The agreement to install the cameras was reached last October after months of violent clashes between Palestinians and Israeli Police on the Temple Mount. The police claimed that the Palestinians were threatening and attacking Jewish visitors to the mount, and the Morabiton groups, funded by the northern branch of the Islamic Movement, were constantly harassing and threatening non-Muslim visitors. The police also discovered pipe bombs, Molotov cocktails, and rocks prepared for throwing, inside the Dome of the Rock. It is also hoped that the cameras will refute the Muslim claims that Jews are entering the buildings or violating the status quo.

Temple Mount activist Rabbi Yehuda Glick told Breaking Israel News “We welcome [the cameras] which will ideally bring absolute transparency to the Temple Mount and expose the real source of the violence [there].”

The cameras were supposed to be installed months ago, but disagreements between Israel and Jordan forced a delay in the project.
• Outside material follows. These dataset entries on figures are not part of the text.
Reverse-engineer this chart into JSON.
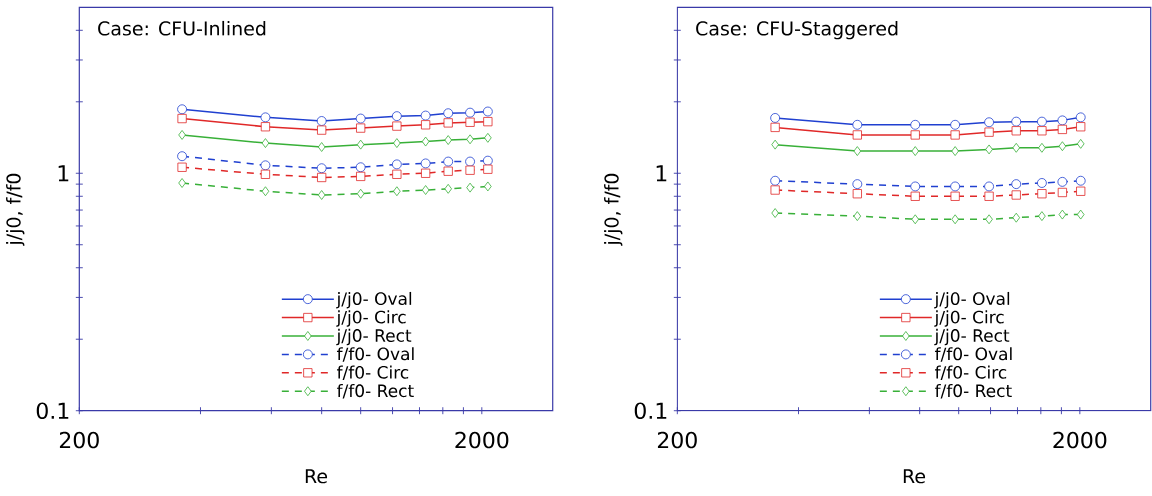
{
  "chart_data": [
    {
      "type": "line",
      "title": "Case: CFU-Inlined",
      "xlabel": "Re",
      "ylabel": "j/j0, f/f0",
      "log": "xy",
      "xlim": [
        200,
        3000
      ],
      "ylim": [
        0.1,
        5
      ],
      "xticks": [
        200,
        {
          "value": 400,
          "label": null
        },
        {
          "value": 600,
          "label": null
        },
        {
          "value": 800,
          "label": null
        },
        {
          "value": 1000,
          "label": null
        },
        {
          "value": 1200,
          "label": null
        },
        {
          "value": 1400,
          "label": null
        },
        {
          "value": 1600,
          "label": null
        },
        {
          "value": 1800,
          "label": null
        },
        2000
      ],
      "yticks": [
        0.1,
        {
          "value": 0.2,
          "label": null
        },
        {
          "value": 0.3,
          "label": null
        },
        {
          "value": 0.4,
          "label": null
        },
        {
          "value": 0.5,
          "label": null
        },
        {
          "value": 0.6,
          "label": null
        },
        {
          "value": 0.7,
          "label": null
        },
        {
          "value": 0.8,
          "label": null
        },
        {
          "value": 0.9,
          "label": null
        },
        1,
        {
          "value": 2,
          "label": null
        },
        {
          "value": 3,
          "label": null
        },
        {
          "value": 4,
          "label": null
        }
      ],
      "x": [
        360,
        580,
        800,
        1000,
        1230,
        1450,
        1650,
        1870,
        2070
      ],
      "legend": "bottom",
      "grid": false,
      "series": [
        {
          "name": "j/j0- Oval",
          "color": "#2040d0",
          "marker": "circle",
          "line_style": "solid",
          "values": [
            1.86,
            1.72,
            1.66,
            1.7,
            1.74,
            1.75,
            1.79,
            1.8,
            1.82
          ]
        },
        {
          "name": "j/j0- Circ",
          "color": "#e02828",
          "marker": "square",
          "line_style": "solid",
          "values": [
            1.7,
            1.57,
            1.52,
            1.55,
            1.58,
            1.6,
            1.63,
            1.64,
            1.65
          ]
        },
        {
          "name": "j/j0- Rect",
          "color": "#38b038",
          "marker": "diamond",
          "line_style": "solid",
          "values": [
            1.45,
            1.34,
            1.29,
            1.32,
            1.34,
            1.36,
            1.38,
            1.39,
            1.41
          ]
        },
        {
          "name": "f/f0- Oval",
          "color": "#2040d0",
          "marker": "circle",
          "line_style": "dashed",
          "values": [
            1.18,
            1.08,
            1.05,
            1.06,
            1.09,
            1.1,
            1.12,
            1.12,
            1.13
          ]
        },
        {
          "name": "f/f0- Circ",
          "color": "#e02828",
          "marker": "square",
          "line_style": "dashed",
          "values": [
            1.06,
            0.99,
            0.96,
            0.97,
            0.99,
            1.0,
            1.02,
            1.03,
            1.04
          ]
        },
        {
          "name": "f/f0- Rect",
          "color": "#38b038",
          "marker": "diamond",
          "line_style": "dashed",
          "values": [
            0.91,
            0.84,
            0.81,
            0.82,
            0.84,
            0.85,
            0.86,
            0.87,
            0.88
          ]
        }
      ]
    },
    {
      "type": "line",
      "title": "Case: CFU-Staggered",
      "xlabel": "Re",
      "ylabel": "j/j0, f/f0",
      "log": "xy",
      "xlim": [
        200,
        3000
      ],
      "ylim": [
        0.1,
        5
      ],
      "xticks": [
        200,
        {
          "value": 400,
          "label": null
        },
        {
          "value": 600,
          "label": null
        },
        {
          "value": 800,
          "label": null
        },
        {
          "value": 1000,
          "label": null
        },
        {
          "value": 1200,
          "label": null
        },
        {
          "value": 1400,
          "label": null
        },
        {
          "value": 1600,
          "label": null
        },
        {
          "value": 1800,
          "label": null
        },
        2000
      ],
      "yticks": [
        0.1,
        {
          "value": 0.2,
          "label": null
        },
        {
          "value": 0.3,
          "label": null
        },
        {
          "value": 0.4,
          "label": null
        },
        {
          "value": 0.5,
          "label": null
        },
        {
          "value": 0.6,
          "label": null
        },
        {
          "value": 0.7,
          "label": null
        },
        {
          "value": 0.8,
          "label": null
        },
        {
          "value": 0.9,
          "label": null
        },
        1,
        {
          "value": 2,
          "label": null
        },
        {
          "value": 3,
          "label": null
        },
        {
          "value": 4,
          "label": null
        }
      ],
      "x": [
        350,
        560,
        780,
        980,
        1190,
        1390,
        1610,
        1810,
        2010
      ],
      "legend": "bottom",
      "grid": false,
      "series": [
        {
          "name": "j/j0- Oval",
          "color": "#2040d0",
          "marker": "circle",
          "line_style": "solid",
          "values": [
            1.71,
            1.6,
            1.6,
            1.6,
            1.64,
            1.65,
            1.65,
            1.67,
            1.72
          ]
        },
        {
          "name": "j/j0- Circ",
          "color": "#e02828",
          "marker": "square",
          "line_style": "solid",
          "values": [
            1.56,
            1.45,
            1.45,
            1.45,
            1.49,
            1.51,
            1.51,
            1.53,
            1.57
          ]
        },
        {
          "name": "j/j0- Rect",
          "color": "#38b038",
          "marker": "diamond",
          "line_style": "solid",
          "values": [
            1.32,
            1.24,
            1.24,
            1.24,
            1.26,
            1.28,
            1.28,
            1.3,
            1.33
          ]
        },
        {
          "name": "f/f0- Oval",
          "color": "#2040d0",
          "marker": "circle",
          "line_style": "dashed",
          "values": [
            0.93,
            0.9,
            0.88,
            0.88,
            0.88,
            0.9,
            0.91,
            0.92,
            0.93
          ]
        },
        {
          "name": "f/f0- Circ",
          "color": "#e02828",
          "marker": "square",
          "line_style": "dashed",
          "values": [
            0.85,
            0.82,
            0.8,
            0.8,
            0.8,
            0.81,
            0.82,
            0.83,
            0.84
          ]
        },
        {
          "name": "f/f0- Rect",
          "color": "#38b038",
          "marker": "diamond",
          "line_style": "dashed",
          "values": [
            0.68,
            0.66,
            0.64,
            0.64,
            0.64,
            0.65,
            0.66,
            0.67,
            0.67
          ]
        }
      ]
    }
  ]
}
The two countries disputed over which areas would be monitored by the security cameras. Israel wanted full-coverage, with the cameras set up to show the outside compound and the inside of the Aqsa Mosque (the silver dome) and the Dome of the Rock (the gold dome). This extensive coverage would allow for monitoring and detecting Palestinian violations of bringing weapons into the buildings.

Jordan, however, wanted the cameras to monitor only the outside areas in order to report on violations by Israelis security forces. Al-Mumani announced on Jordanian television on Friday that the cameras will be installed according to Jordan’s plan and would not be used to help Israel arrest Palestinians. “Their purpose is to document Israeli trespasses,” al-Mumani told the media. They will testify to “violations and incursions to Islamic holy sites and allow 1.7 billion Muslims to follow online what’s happening at the Aqsa Mosque compound.”
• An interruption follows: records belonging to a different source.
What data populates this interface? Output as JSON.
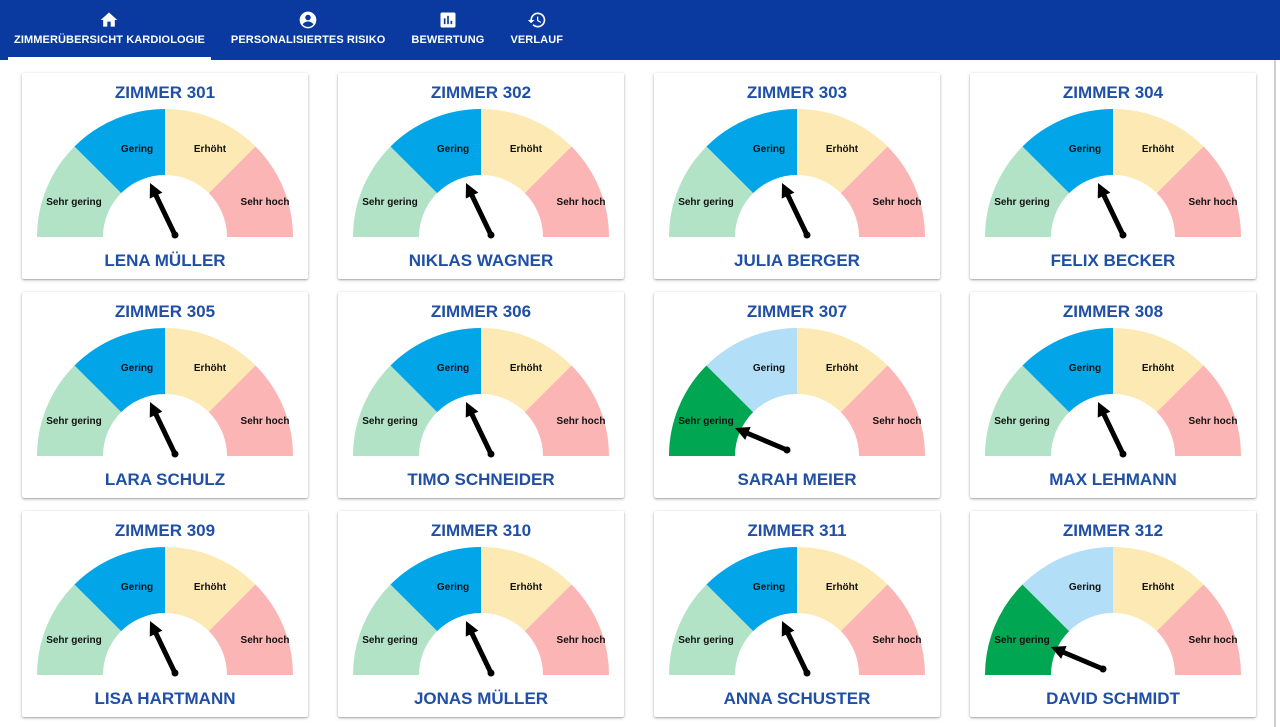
{
  "nav": {
    "tabs": [
      {
        "label": "ZIMMERÜBERSICHT KARDIOLOGIE",
        "icon": "home-icon",
        "active": true
      },
      {
        "label": "PERSONALISIERTES RISIKO",
        "icon": "account-circle-icon",
        "active": false
      },
      {
        "label": "BEWERTUNG",
        "icon": "bar-chart-icon",
        "active": false
      },
      {
        "label": "VERLAUF",
        "icon": "history-icon",
        "active": false
      }
    ]
  },
  "gauge_labels": {
    "very_low": "Sehr gering",
    "low": "Gering",
    "elevated": "Erhöht",
    "very_high": "Sehr hoch"
  },
  "colors": {
    "header": "#0a3aa0",
    "title_text": "#1f4fa6",
    "very_low_dim": "#b2e3c7",
    "very_low_active": "#00a651",
    "low_dim": "#b3def7",
    "low_active": "#02a6e8",
    "elevated": "#fde9b3",
    "very_high": "#fbb5b5"
  },
  "rooms": [
    {
      "room": "ZIMMER 301",
      "patient": "LENA MÜLLER",
      "risk": "Gering"
    },
    {
      "room": "ZIMMER 302",
      "patient": "NIKLAS WAGNER",
      "risk": "Gering"
    },
    {
      "room": "ZIMMER 303",
      "patient": "JULIA BERGER",
      "risk": "Gering"
    },
    {
      "room": "ZIMMER 304",
      "patient": "FELIX BECKER",
      "risk": "Gering"
    },
    {
      "room": "ZIMMER 305",
      "patient": "LARA SCHULZ",
      "risk": "Gering"
    },
    {
      "room": "ZIMMER 306",
      "patient": "TIMO SCHNEIDER",
      "risk": "Gering"
    },
    {
      "room": "ZIMMER 307",
      "patient": "SARAH MEIER",
      "risk": "Sehr gering"
    },
    {
      "room": "ZIMMER 308",
      "patient": "MAX LEHMANN",
      "risk": "Gering"
    },
    {
      "room": "ZIMMER 309",
      "patient": "LISA HARTMANN",
      "risk": "Gering"
    },
    {
      "room": "ZIMMER 310",
      "patient": "JONAS MÜLLER",
      "risk": "Gering"
    },
    {
      "room": "ZIMMER 311",
      "patient": "ANNA SCHUSTER",
      "risk": "Gering"
    },
    {
      "room": "ZIMMER 312",
      "patient": "DAVID SCHMIDT",
      "risk": "Sehr gering"
    }
  ]
}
Brokered by US Secretary of State, John Kerry, the cameras were first suggested by Jordan’s King Abdullah II, the official custodian of the holy site. Kerry praised the idea, saying, “This will provide comprehensive visibility and transparency and that could really be a game changer in discouraging anybody from disturbing the sanctity of the holy site.”

Kerry met with Palestinian Authority (PA) President, Mahmoud Abbas, who initially agreed to the 24-hour security cameras. Israeli Prime Minister Benjamin Netanyahu also agreed to the arrangement in a separate meeting.
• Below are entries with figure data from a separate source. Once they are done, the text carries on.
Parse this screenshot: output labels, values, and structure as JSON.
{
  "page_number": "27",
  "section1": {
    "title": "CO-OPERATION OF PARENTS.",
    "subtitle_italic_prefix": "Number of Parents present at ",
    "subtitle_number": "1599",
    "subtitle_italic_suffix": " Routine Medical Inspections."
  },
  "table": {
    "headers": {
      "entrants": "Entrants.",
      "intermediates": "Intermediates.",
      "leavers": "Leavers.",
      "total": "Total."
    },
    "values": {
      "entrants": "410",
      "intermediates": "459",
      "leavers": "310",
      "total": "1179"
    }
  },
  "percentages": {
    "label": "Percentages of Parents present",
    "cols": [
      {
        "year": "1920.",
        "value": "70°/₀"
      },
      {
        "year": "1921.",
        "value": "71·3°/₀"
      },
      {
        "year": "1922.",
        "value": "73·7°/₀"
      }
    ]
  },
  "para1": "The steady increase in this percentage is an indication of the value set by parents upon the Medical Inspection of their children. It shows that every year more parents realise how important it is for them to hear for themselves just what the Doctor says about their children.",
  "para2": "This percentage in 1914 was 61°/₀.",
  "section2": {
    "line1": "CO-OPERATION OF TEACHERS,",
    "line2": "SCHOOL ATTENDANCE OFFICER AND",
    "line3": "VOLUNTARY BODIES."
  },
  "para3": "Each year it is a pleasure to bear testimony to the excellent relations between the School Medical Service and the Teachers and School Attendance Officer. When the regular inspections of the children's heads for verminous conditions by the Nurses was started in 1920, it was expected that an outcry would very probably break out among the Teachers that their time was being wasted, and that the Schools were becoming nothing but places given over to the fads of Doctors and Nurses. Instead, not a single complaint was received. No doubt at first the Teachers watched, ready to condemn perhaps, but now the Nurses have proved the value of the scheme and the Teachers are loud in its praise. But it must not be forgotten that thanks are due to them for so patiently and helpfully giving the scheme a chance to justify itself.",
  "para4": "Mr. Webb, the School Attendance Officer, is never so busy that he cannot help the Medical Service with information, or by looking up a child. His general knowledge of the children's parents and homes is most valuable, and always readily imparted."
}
Shortly after Netanyahu’s assent, the PA rejected the arrangement. PA Foreign Minister Riyad al-Maliki and other PA officials claimed the security cameras would be used to, “arrest Palestinians under the pretext of incitement”.

It was also conjectured that Palestinian objections were based on a power-struggle between the Islamic Movement and Jordan over control of the holy site. The cameras will be monitored by Jordan, thereby reinforcing their role as guardian and undermining the PA claim to Jerusalem and all the holy sites it contains.

It is still unclear whether the PA has agreed to the cameras, since they can still be used to monitor Palestinian violations outside of the buildings.